Unlike many other New York developers, Leonard Litwin, a shy, soft-spoken, compact billionaire, has never sought the limelight.
Yet Mr. Litwin and his company, Glenwood Management, have always stood out, for the number of luxury residential towers they have added to Manhattan’s skyline and the exceptionally generous donations Glenwood has made to state lawmakers.
Now, in his 101st year, Mr. Litwin is embroiled in a very public corruption scandal that is rocking the real estate industry and the state’s political establishment.
When Sheldon Silver, the speaker of the New York State Assembly, was arrested on federal charges on Thursday, the criminal complaint against him included accusations that he used his powerful position to reap millions of dollars in graft by steering real estate developers, among others, to law firms that gave him a slice of their fees.
Glenwood is one of the two developers cited but not named in the complaint, according to people familiar with the matter.
At Mr. Silver’s request, the complaint says, Glenwood, which owns 26 buildings with 8,700 apartments in the city, including three in Mr. Silver’s district, and the second developer hired a small law firm, Goldberg & Iryami, to handle some of its property tax work.
Though not named, Leonard Litwin's company, Glenwood Management, is cited as one of the real estate firms in the case against Sheldon Silver.
In exchange, prosecutors say, Mr. Silver got a portion of the fees that Glenwood and the second developer, whose identity remains unknown, paid the firm — a total of $700,000.
Glenwood was unaware of the arrangement until 2012, the complaint says. And Mr. Silver, a Manhattan Democrat, never reported the income as required on his annual financial disclosure forms, even as he continued to deal with legislation of interest to Glenwood and other developers, including rent regulations and real estate tax breaks.
While neither of the developers is accused of wrongdoing, Glenwood’s part in the case has stunned Mr. Litwin’s colleagues in the real estate industry, where he is a revered figure who, friends say, has always sought to avoid controversy. He and the company declined to comment for this article.
From Capital New York:
Leonard Litwin, who appears to be the developer at the center of a criminal complaint against Assembly Speaker Sheldon Silver, gave nearly $3.6 million to candidates and state-level political parties in the last election cycle, more than any other donor, according to a Capital analysis of campaign finance filings.
Litwin was followed on the list of top donors by the health care union 1199 SEIU, hedge fund manager James Simons, New York State United Teachers (which also managed an independent expenditure committee that spent millions of dollars on Senate races) and the New York State Trial Lawyers Association.
Litwin and 26 limited liability companies owned by Glenwood Management gave $2.07 million to statewide candidates and parties in the four years preceding December 2014 and $1.52 million to state legislative candidates in the two years preceding that month, the analysis by Capital showed.

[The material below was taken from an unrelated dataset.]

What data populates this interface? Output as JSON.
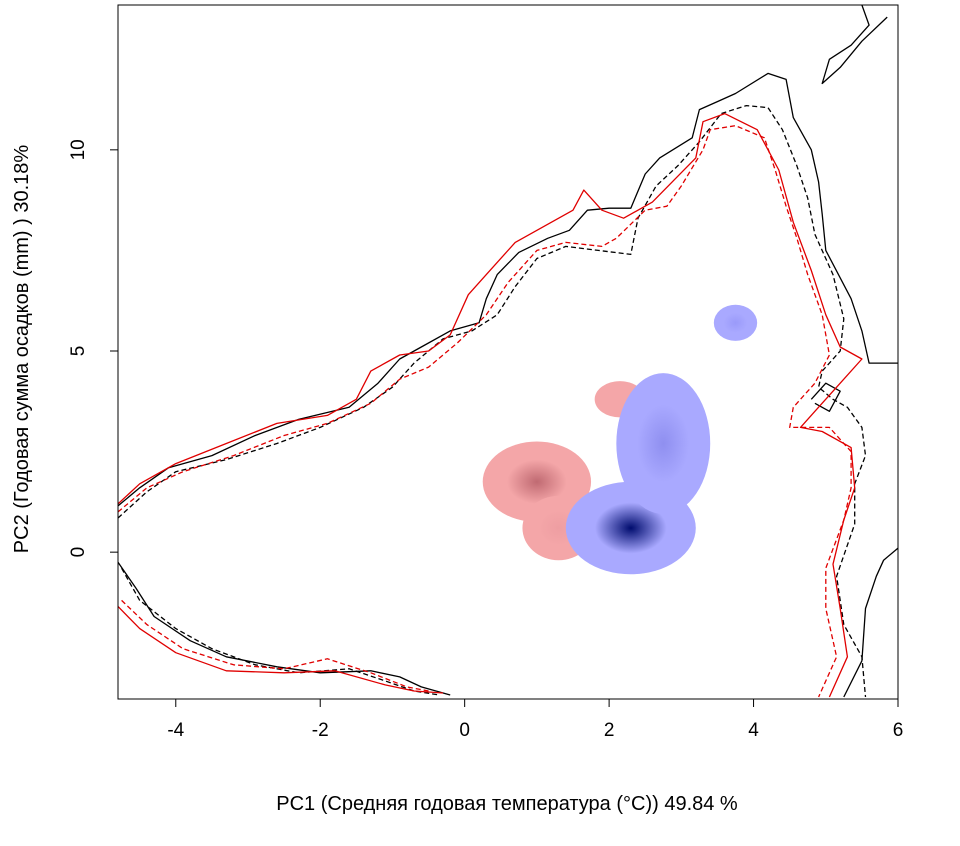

These donations included $1 million to Governor Andrew Cuomo, $450,000 to the New York State Democratic Committee and $19,700 to Lieutenant Governor Kathy Hochul. This makes Litwin the largest donor to Cuomo. He was also the largest donor to Attorney General Eric Schneiderman ($240,000) and Comptroller Tom DiNapoli ($180,000).
He gave to each of Albany’s five legislative conferences: Senate Republicans ($1.01 million), the Independent Democratic Conference ($195,300), Assembly Democrats ($179,500), Senate Democrats ($133,000) and Assembly Republicans ($3,150). Senator Jeff Klein received $80,000 from Litwin’s holdings, more than any other individual legislator. In all, 89 state-level campaign committees received money from an LLC owned by Glenwood.
The total does not include amounts Litwin sent to other groups’ political action committees or independent expenditure committees. Glenwood’s LLCs gave $162,200 to Jobs for New York and $100,000 to the New York League of Conservation Voters, both of which supported Senate Republicans. This also does not include donations to local candidates. Litwin was notably the largest donor to Westchester County Executive Rob Astorino in the last year of his 2013 re-election campaign.
1199 SEIU gave the second most money to candidates and parties, contributing $2.43 million. The Working Families Party received $801,350 from 1199, the largest share of its donations. Seven Senate Republicans received money from the union, which pledged last June to give no money to Senate Republicans.